Dad stopped talking. He reached forward and picked up the stained identity booklet from the table, where I’d laid out the contents of the box. He opened it and stared at the photograph again.
“I didn’t even know what he looked like,” he said. “Never saw his face until today. It’s so . . . strange.”
His voice had thickened. I wanted to go over to him and hold him then, but I knew I couldn’t. It was as though he had a sort of barrier around him, a barrier that he needed until he’d told us everything. So I just blinked my tears away and waited.
He took a long breath. “Trixie went up to the radio room. She said it was a dreadful thing to step over the body onto the ladder. There was blood on the rungs, and it was awful, putting her feet on it. The loft was empty. The radio thing, the transceiver, was still set up. He must have been using it when it happened. So she went down again and walked the length of the barn, looking in all the stalls, dreading finding Marijke in one of them. She said that when she dreams about that afternoon that’s what she’s doing: searching shadowy rooms along an endless corridor, expecting to find some horrible thing. When she didn’t find Marijke or anything that might have explained what had happened, she rode away. She couldn’t think what else to do.”

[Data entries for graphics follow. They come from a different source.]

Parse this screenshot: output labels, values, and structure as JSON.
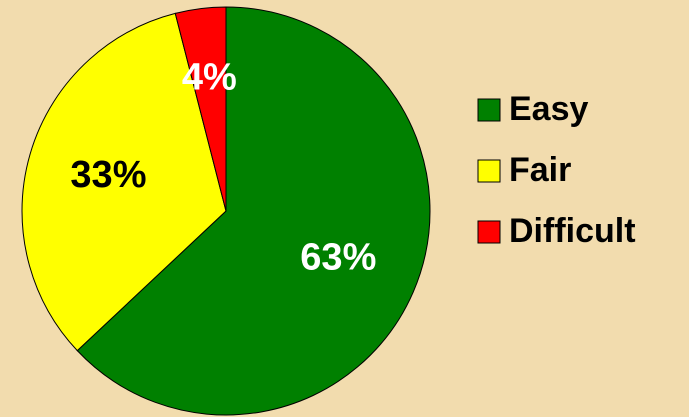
{
  "chart_data": {
    "type": "pie",
    "categories": [
      "Easy",
      "Fair",
      "Difficult"
    ],
    "values": [
      63,
      33,
      4
    ],
    "value_labels": [
      "63%",
      "33%",
      "4%"
    ],
    "colors": [
      "#008000",
      "#ffff00",
      "#ff0000"
    ],
    "value_label_colors": [
      "#ffffff",
      "#000000",
      "#ffffff"
    ],
    "legend": "right"
  }
}
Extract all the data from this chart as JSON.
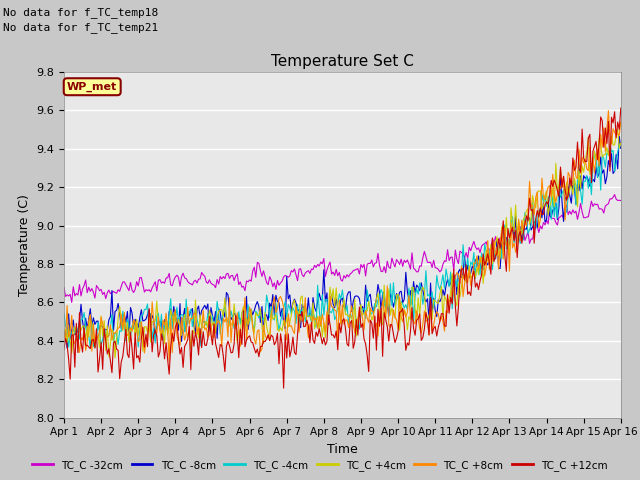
{
  "title": "Temperature Set C",
  "xlabel": "Time",
  "ylabel": "Temperature (C)",
  "ylim": [
    8.0,
    9.8
  ],
  "xlim": [
    0,
    360
  ],
  "no_data_text": [
    "No data for f_TC_temp18",
    "No data for f_TC_temp21"
  ],
  "wp_met_label": "WP_met",
  "wp_met_color": "#880000",
  "wp_met_bg": "#ffff99",
  "xtick_labels": [
    "Apr 1",
    "Apr 2",
    "Apr 3",
    "Apr 4",
    "Apr 5",
    "Apr 6",
    "Apr 7",
    "Apr 8",
    "Apr 9",
    "Apr 10",
    "Apr 11",
    "Apr 12",
    "Apr 13",
    "Apr 14",
    "Apr 15",
    "Apr 16"
  ],
  "xtick_positions": [
    0,
    24,
    48,
    72,
    96,
    120,
    144,
    168,
    192,
    216,
    240,
    264,
    288,
    312,
    336,
    360
  ],
  "ytick_labels": [
    "8.0",
    "8.2",
    "8.4",
    "8.6",
    "8.8",
    "9.0",
    "9.2",
    "9.4",
    "9.6",
    "9.8"
  ],
  "ytick_values": [
    8.0,
    8.2,
    8.4,
    8.6,
    8.8,
    9.0,
    9.2,
    9.4,
    9.6,
    9.8
  ],
  "series_colors": [
    "#cc00cc",
    "#0000cc",
    "#00cccc",
    "#cccc00",
    "#ff8800",
    "#cc0000"
  ],
  "series_labels": [
    "TC_C -32cm",
    "TC_C -8cm",
    "TC_C -4cm",
    "TC_C +4cm",
    "TC_C +8cm",
    "TC_C +12cm"
  ],
  "bg_color": "#c8c8c8",
  "plot_bg_color": "#e8e8e8",
  "n_points": 361
}
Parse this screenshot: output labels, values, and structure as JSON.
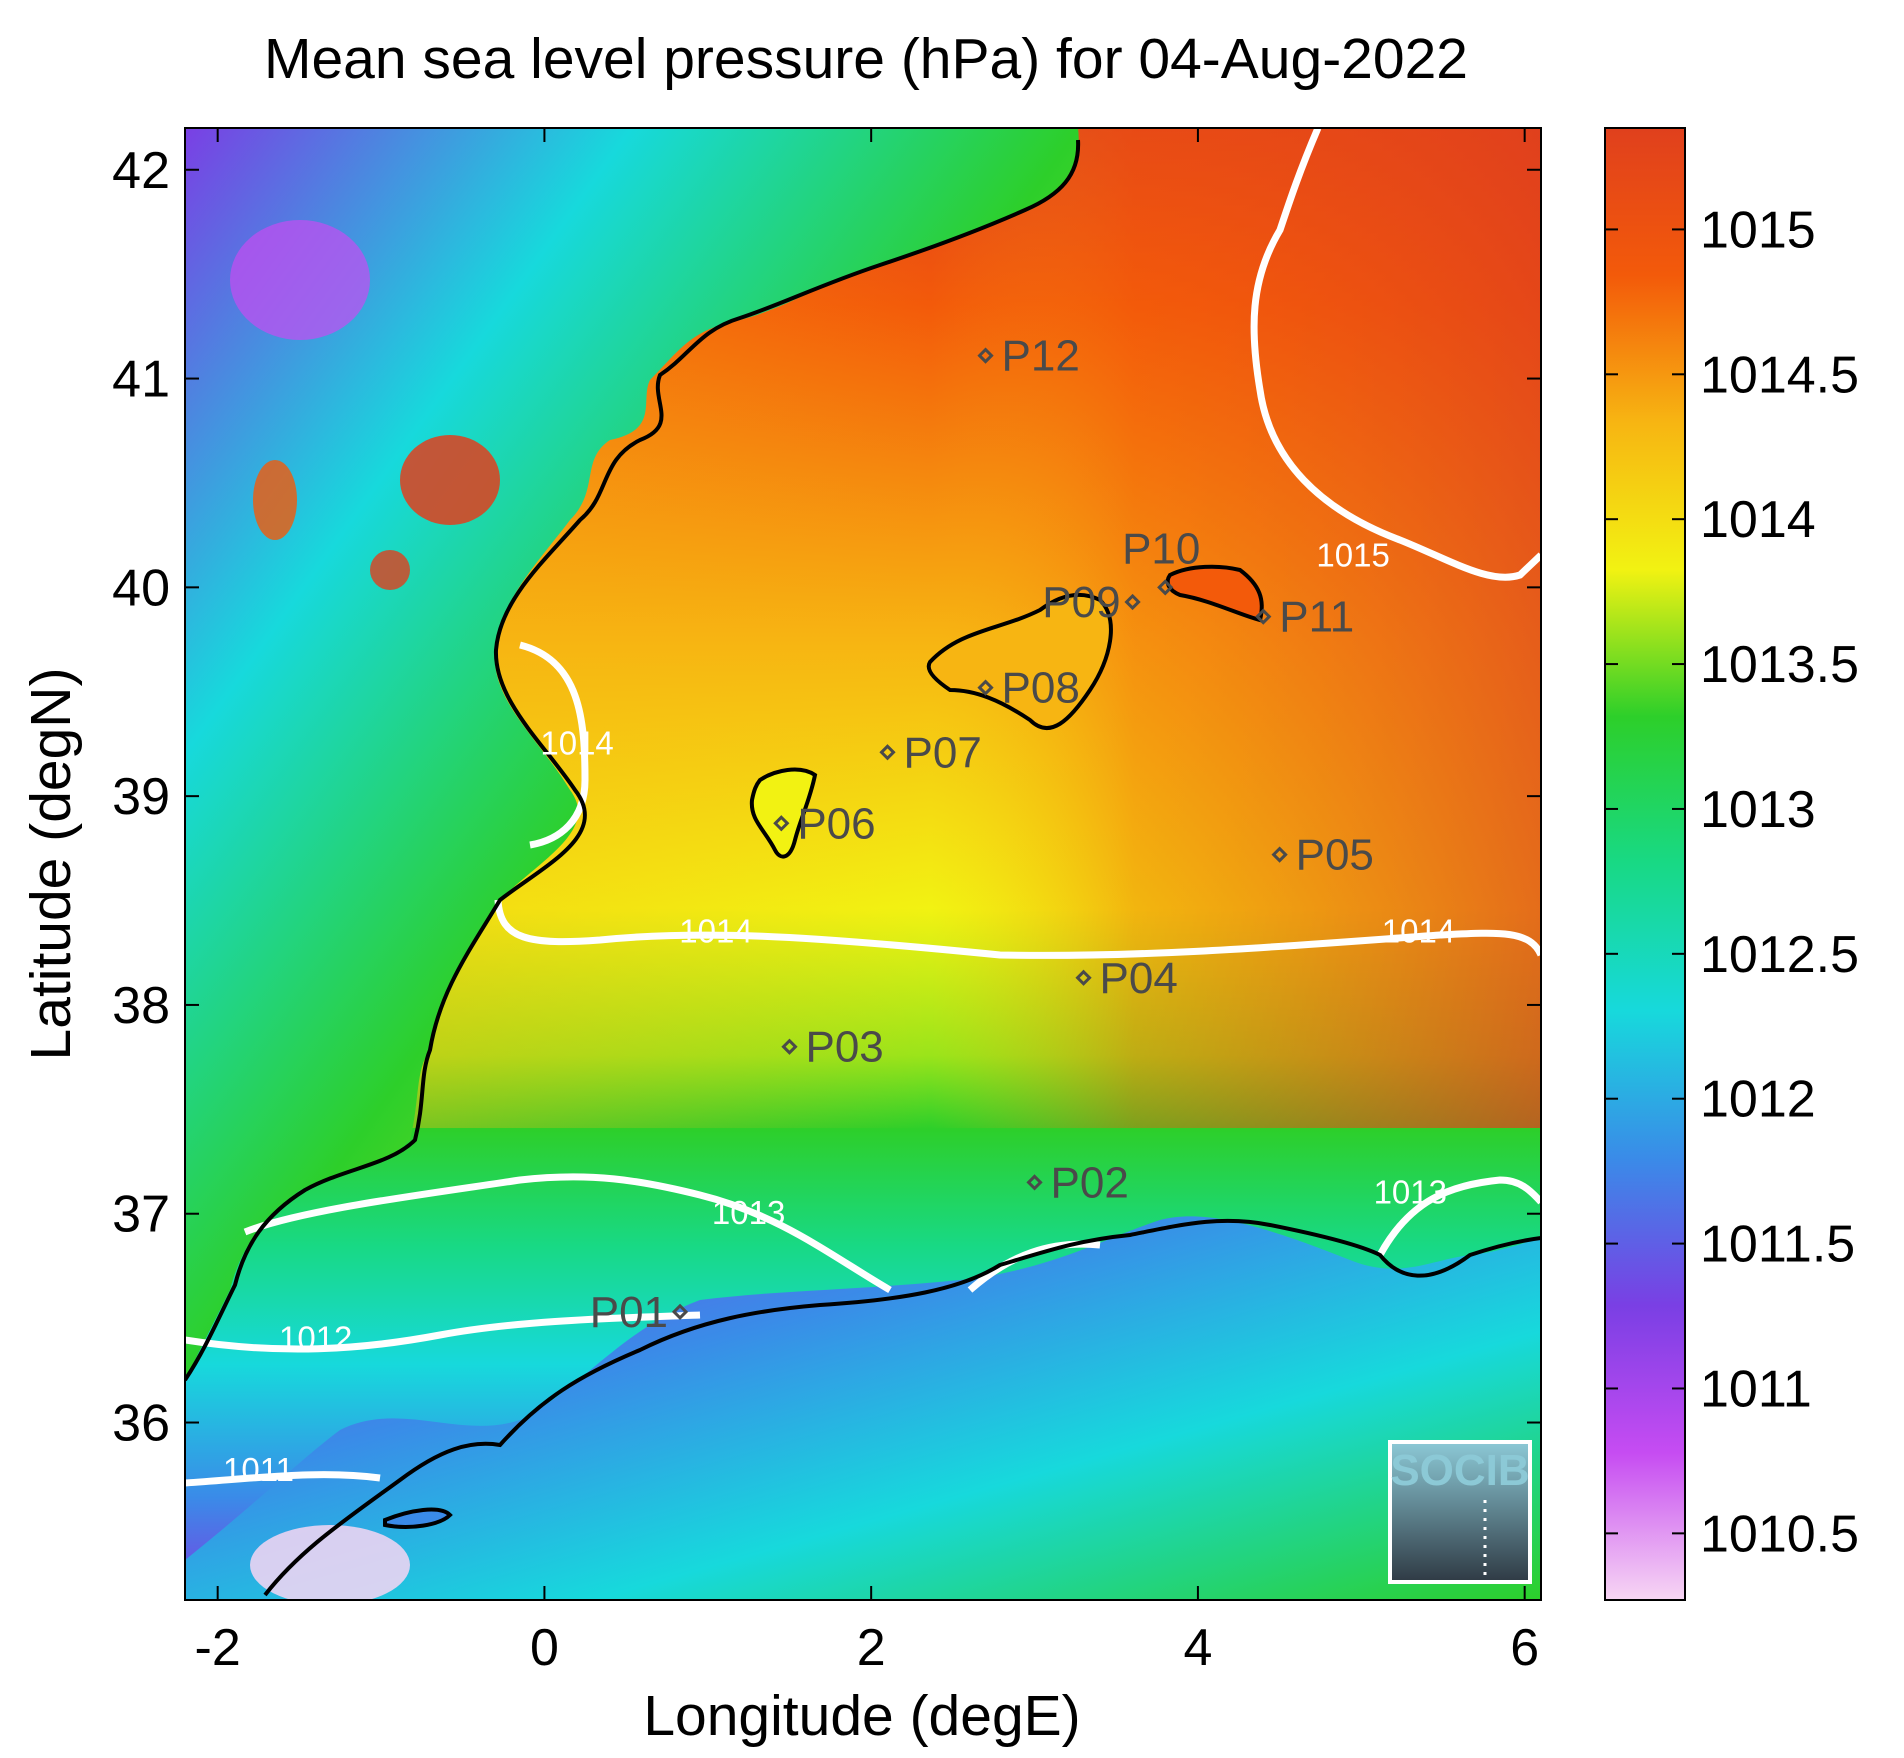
{
  "title": "Mean sea level pressure (hPa) for 04-Aug-2022",
  "x_axis": {
    "label": "Longitude (degE)",
    "range": [
      -2.2,
      6.1
    ],
    "ticks": [
      {
        "value": -2,
        "label": "-2"
      },
      {
        "value": 0,
        "label": "0"
      },
      {
        "value": 2,
        "label": "2"
      },
      {
        "value": 4,
        "label": "4"
      },
      {
        "value": 6,
        "label": "6"
      }
    ]
  },
  "y_axis": {
    "label": "Latitude (degN)",
    "range": [
      35.15,
      42.2
    ],
    "ticks": [
      {
        "value": 36,
        "label": "36"
      },
      {
        "value": 37,
        "label": "37"
      },
      {
        "value": 38,
        "label": "38"
      },
      {
        "value": 39,
        "label": "39"
      },
      {
        "value": 40,
        "label": "40"
      },
      {
        "value": 41,
        "label": "41"
      },
      {
        "value": 42,
        "label": "42"
      }
    ]
  },
  "colorbar": {
    "range": [
      1010.27,
      1015.35
    ],
    "ticks": [
      {
        "value": 1010.5,
        "label": "1010.5"
      },
      {
        "value": 1011,
        "label": "1011"
      },
      {
        "value": 1011.5,
        "label": "1011.5"
      },
      {
        "value": 1012,
        "label": "1012"
      },
      {
        "value": 1012.5,
        "label": "1012.5"
      },
      {
        "value": 1013,
        "label": "1013"
      },
      {
        "value": 1013.5,
        "label": "1013.5"
      },
      {
        "value": 1014,
        "label": "1014"
      },
      {
        "value": 1014.5,
        "label": "1014.5"
      },
      {
        "value": 1015,
        "label": "1015"
      }
    ],
    "colors": [
      "#f7d6f3",
      "#c64cf2",
      "#7a3fe4",
      "#3a8be8",
      "#17d9dc",
      "#18d985",
      "#2dcf2a",
      "#f2f212",
      "#f7b512",
      "#f35a0a",
      "#e0401d"
    ]
  },
  "contour_labels": [
    {
      "text": "1015",
      "lon": 4.95,
      "lat": 40.1
    },
    {
      "text": "1014",
      "lon": 0.2,
      "lat": 39.2
    },
    {
      "text": "1014",
      "lon": 1.05,
      "lat": 38.3
    },
    {
      "text": "1014",
      "lon": 5.35,
      "lat": 38.3
    },
    {
      "text": "1013",
      "lon": 1.25,
      "lat": 36.95
    },
    {
      "text": "1013",
      "lon": 5.3,
      "lat": 37.05
    },
    {
      "text": "1012",
      "lon": -1.4,
      "lat": 36.35
    },
    {
      "text": "1011",
      "lon": -1.75,
      "lat": 35.72
    }
  ],
  "stations": [
    {
      "name": "P01",
      "lon": 0.83,
      "lat": 36.53
    },
    {
      "name": "P02",
      "lon": 3.0,
      "lat": 37.15
    },
    {
      "name": "P03",
      "lon": 1.5,
      "lat": 37.8
    },
    {
      "name": "P04",
      "lon": 3.3,
      "lat": 38.13
    },
    {
      "name": "P05",
      "lon": 4.5,
      "lat": 38.72
    },
    {
      "name": "P06",
      "lon": 1.45,
      "lat": 38.87
    },
    {
      "name": "P07",
      "lon": 2.1,
      "lat": 39.21
    },
    {
      "name": "P08",
      "lon": 2.7,
      "lat": 39.52
    },
    {
      "name": "P09",
      "lon": 3.6,
      "lat": 39.93
    },
    {
      "name": "P10",
      "lon": 3.8,
      "lat": 40.0
    },
    {
      "name": "P11",
      "lon": 4.4,
      "lat": 39.86
    },
    {
      "name": "P12",
      "lon": 2.7,
      "lat": 41.11
    }
  ],
  "logo": {
    "text": "SOCIB"
  }
}
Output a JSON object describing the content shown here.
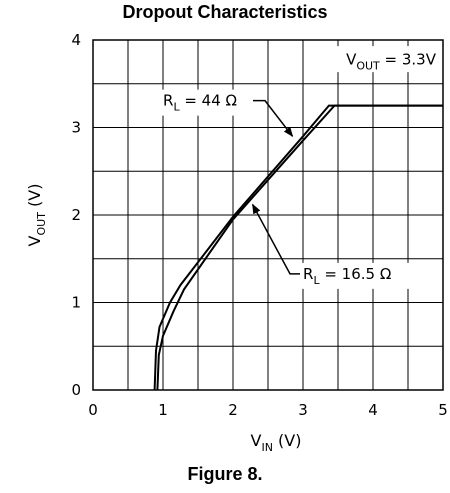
{
  "figure": {
    "caption": "Figure 8."
  },
  "chart_data": {
    "type": "line",
    "title": "Dropout Characteristics",
    "xlabel": {
      "main": "V",
      "sub": "IN",
      "unit": "(V)"
    },
    "ylabel": {
      "main": "V",
      "sub": "OUT",
      "unit": "(V)"
    },
    "xlim": [
      0,
      5
    ],
    "ylim": [
      0,
      4
    ],
    "x_ticks": [
      "0",
      "1",
      "2",
      "3",
      "4",
      "5"
    ],
    "y_ticks": [
      "0",
      "1",
      "2",
      "3",
      "4"
    ],
    "grid": true,
    "condition": {
      "main": "V",
      "sub": "OUT",
      "rest": " = 3.3V"
    },
    "series": [
      {
        "name": "R_L = 44 Ω",
        "label_main": "R",
        "label_sub": "L",
        "label_rest": " = 44 Ω",
        "points": [
          [
            0.88,
            0
          ],
          [
            0.9,
            0.45
          ],
          [
            0.95,
            0.72
          ],
          [
            1.1,
            1.0
          ],
          [
            1.25,
            1.2
          ],
          [
            2.0,
            1.98
          ],
          [
            3.0,
            2.9
          ],
          [
            3.37,
            3.25
          ],
          [
            5.0,
            3.25
          ]
        ]
      },
      {
        "name": "R_L = 16.5 Ω",
        "label_main": "R",
        "label_sub": "L",
        "label_rest": " = 16.5 Ω",
        "points": [
          [
            0.92,
            0
          ],
          [
            0.94,
            0.4
          ],
          [
            1.0,
            0.62
          ],
          [
            1.15,
            0.9
          ],
          [
            1.3,
            1.15
          ],
          [
            2.0,
            1.95
          ],
          [
            3.0,
            2.85
          ],
          [
            3.45,
            3.25
          ],
          [
            5.0,
            3.25
          ]
        ]
      }
    ],
    "annotations": [
      {
        "series": 0,
        "text_x": 1.0,
        "text_y": 3.25,
        "arrow_to": [
          2.85,
          2.9
        ]
      },
      {
        "series": 1,
        "text_x": 3.0,
        "text_y": 1.27,
        "arrow_to": [
          2.28,
          2.12
        ]
      }
    ]
  }
}
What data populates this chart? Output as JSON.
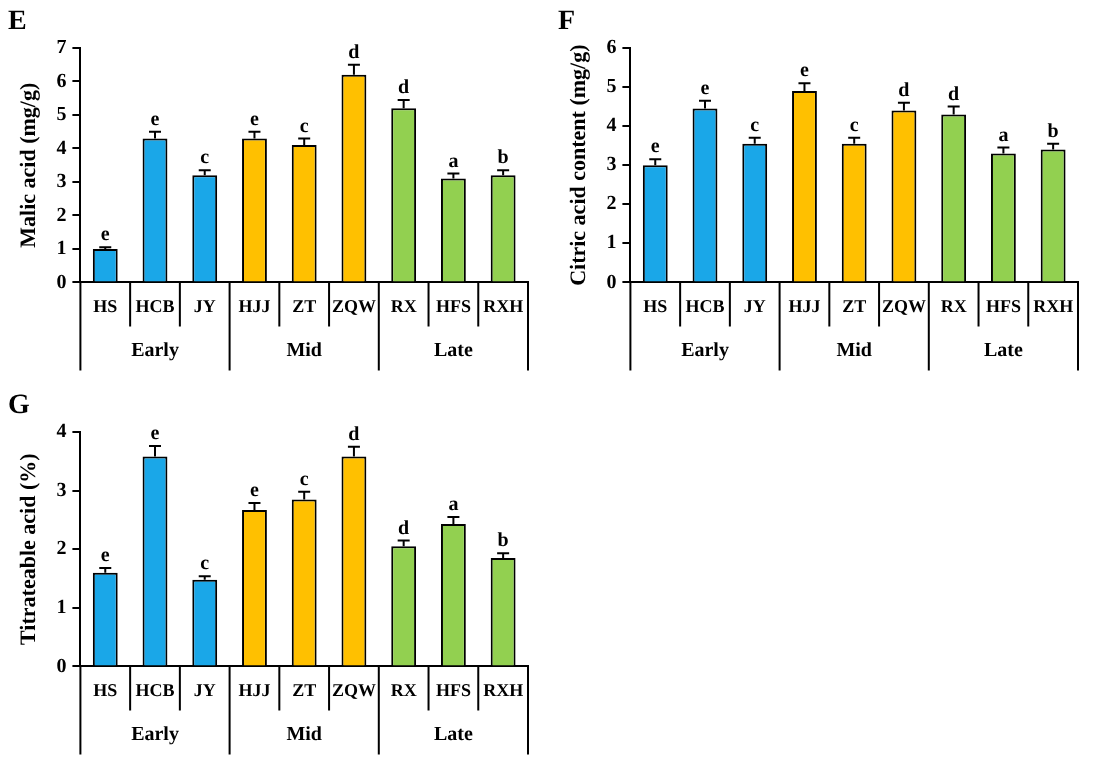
{
  "chart_data": [
    {
      "type": "bar",
      "title": "E",
      "ylabel": "Malic acid (mg/g)",
      "categories": [
        "HS",
        "HCB",
        "JY",
        "HJJ",
        "ZT",
        "ZQW",
        "RX",
        "HFS",
        "RXH"
      ],
      "values": [
        1.0,
        4.3,
        3.2,
        4.3,
        4.1,
        6.2,
        5.2,
        3.1,
        3.2
      ],
      "errors": [
        0.05,
        0.2,
        0.15,
        0.2,
        0.2,
        0.3,
        0.25,
        0.15,
        0.15
      ],
      "colors": [
        "#1aa7e8",
        "#1aa7e8",
        "#1aa7e8",
        "#ffc000",
        "#ffc000",
        "#ffc000",
        "#92d050",
        "#92d050",
        "#92d050"
      ],
      "ylim": [
        0,
        7
      ],
      "yticks": [
        0,
        1,
        2,
        3,
        4,
        5,
        6,
        7
      ],
      "grid": false,
      "legend": false,
      "annotations": [
        {
          "text": "e",
          "x": "HS",
          "y": 1.05
        },
        {
          "text": "e",
          "x": "HCB",
          "y": 4.5
        },
        {
          "text": "c",
          "x": "JY",
          "y": 3.35
        },
        {
          "text": "e",
          "x": "HJJ",
          "y": 4.5
        },
        {
          "text": "c",
          "x": "ZT",
          "y": 4.3
        },
        {
          "text": "d",
          "x": "ZQW",
          "y": 6.5
        },
        {
          "text": "d",
          "x": "RX",
          "y": 5.45
        },
        {
          "text": "a",
          "x": "HFS",
          "y": 3.25
        },
        {
          "text": "b",
          "x": "RXH",
          "y": 3.35
        },
        "Early",
        "Mid",
        "Late"
      ]
    },
    {
      "type": "bar",
      "title": "F",
      "ylabel": "Citric acid content (mg/g)",
      "categories": [
        "HS",
        "HCB",
        "JY",
        "HJJ",
        "ZT",
        "ZQW",
        "RX",
        "HFS",
        "RXH"
      ],
      "values": [
        3.0,
        4.45,
        3.55,
        4.9,
        3.55,
        4.4,
        4.3,
        3.3,
        3.4
      ],
      "errors": [
        0.15,
        0.2,
        0.15,
        0.2,
        0.15,
        0.2,
        0.2,
        0.15,
        0.15
      ],
      "colors": [
        "#1aa7e8",
        "#1aa7e8",
        "#1aa7e8",
        "#ffc000",
        "#ffc000",
        "#ffc000",
        "#92d050",
        "#92d050",
        "#92d050"
      ],
      "ylim": [
        0,
        6
      ],
      "yticks": [
        0,
        1,
        2,
        3,
        4,
        5,
        6
      ],
      "grid": false,
      "legend": false,
      "annotations": [
        {
          "text": "e",
          "x": "HS",
          "y": 3.15
        },
        {
          "text": "e",
          "x": "HCB",
          "y": 4.65
        },
        {
          "text": "c",
          "x": "JY",
          "y": 3.7
        },
        {
          "text": "e",
          "x": "HJJ",
          "y": 5.1
        },
        {
          "text": "c",
          "x": "ZT",
          "y": 3.7
        },
        {
          "text": "d",
          "x": "ZQW",
          "y": 4.6
        },
        {
          "text": "d",
          "x": "RX",
          "y": 4.5
        },
        {
          "text": "a",
          "x": "HFS",
          "y": 3.45
        },
        {
          "text": "b",
          "x": "RXH",
          "y": 3.55
        },
        "Early",
        "Mid",
        "Late"
      ]
    },
    {
      "type": "bar",
      "title": "G",
      "ylabel": "Titrateable acid (%)",
      "categories": [
        "HS",
        "HCB",
        "JY",
        "HJJ",
        "ZT",
        "ZQW",
        "RX",
        "HFS",
        "RXH"
      ],
      "values": [
        1.6,
        3.58,
        1.48,
        2.67,
        2.85,
        3.58,
        2.05,
        2.43,
        1.85
      ],
      "errors": [
        0.08,
        0.18,
        0.06,
        0.12,
        0.13,
        0.17,
        0.1,
        0.12,
        0.08
      ],
      "colors": [
        "#1aa7e8",
        "#1aa7e8",
        "#1aa7e8",
        "#ffc000",
        "#ffc000",
        "#ffc000",
        "#92d050",
        "#92d050",
        "#92d050"
      ],
      "ylim": [
        0,
        4
      ],
      "yticks": [
        0,
        1,
        2,
        3,
        4
      ],
      "grid": false,
      "legend": false,
      "annotations": [
        {
          "text": "e",
          "x": "HS",
          "y": 1.68
        },
        {
          "text": "e",
          "x": "HCB",
          "y": 3.76
        },
        {
          "text": "c",
          "x": "JY",
          "y": 1.54
        },
        {
          "text": "e",
          "x": "HJJ",
          "y": 2.79
        },
        {
          "text": "c",
          "x": "ZT",
          "y": 2.98
        },
        {
          "text": "d",
          "x": "ZQW",
          "y": 3.75
        },
        {
          "text": "d",
          "x": "RX",
          "y": 2.15
        },
        {
          "text": "a",
          "x": "HFS",
          "y": 2.55
        },
        {
          "text": "b",
          "x": "RXH",
          "y": 1.93
        },
        "Early",
        "Mid",
        "Late"
      ]
    }
  ]
}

Yoyo said, “Where did she go, Jan?”
“To the asylum. She was still hoping that Marijke and Lubbers might have gone back there, perhaps by some roundabout route. If they hadn’t, she would have to tell Veening what she’d found. She must have been in a bad state when she got there. But she discovered who the dead tramp in the barn was. His name was de Vries. A resistance guy, but sort of an outlaw. A psycho, according to Trixie’s aunt, Agatha, although I don’t suppose that’s the word she used. He’d shown up at the asylum with a German bullet in him, and he’d been holed up there for a few days. Veening and Agatha had been very keen to get rid of him. So Lubbers had arranged to drive de Vries to a safe house somewhere. Not the farm; Trixie said Albert Veening was sure of that. Veening thought de Vries must have put a gun to Lubbers’s head and made him go there. But that’s not what happened, as I now know.”
Dad rubbed his eyes with the heels of his hands and then lit another cigarette. The flame of his lighter trembled.
“Anyway. Telling me all this had pretty much worn Trixie out. The poor old love looked drained. Rosa looked pretty haggard too. It had been rough on her, translating the story for me. Once or twice I’d thought she was going to refuse to continue. But I think she realized that there was a huge unburdening going on and had decided not to interfere. When Trixie stopped talking, she sat back in the chair with her eyes closed, maybe because she was exhausted. Or maybe because she didn’t want to look at me.
“I was completely baffled. I think I was still trying to believe that some sort of mad mistake had been made, that Trixie’d got the names wrong. Something was very wrong, because I knew my father wasn’t dead; I’d been with him less than a week ago. Eventually I managed to stand up and go to the window. I watched a crow wander across the lawn as if it owned it. Then Rosa started to say something, I don’t remember what, but stopped when Trixie sort of gasped. We both turned to her, thinking that she was in pain. But it wasn’t that.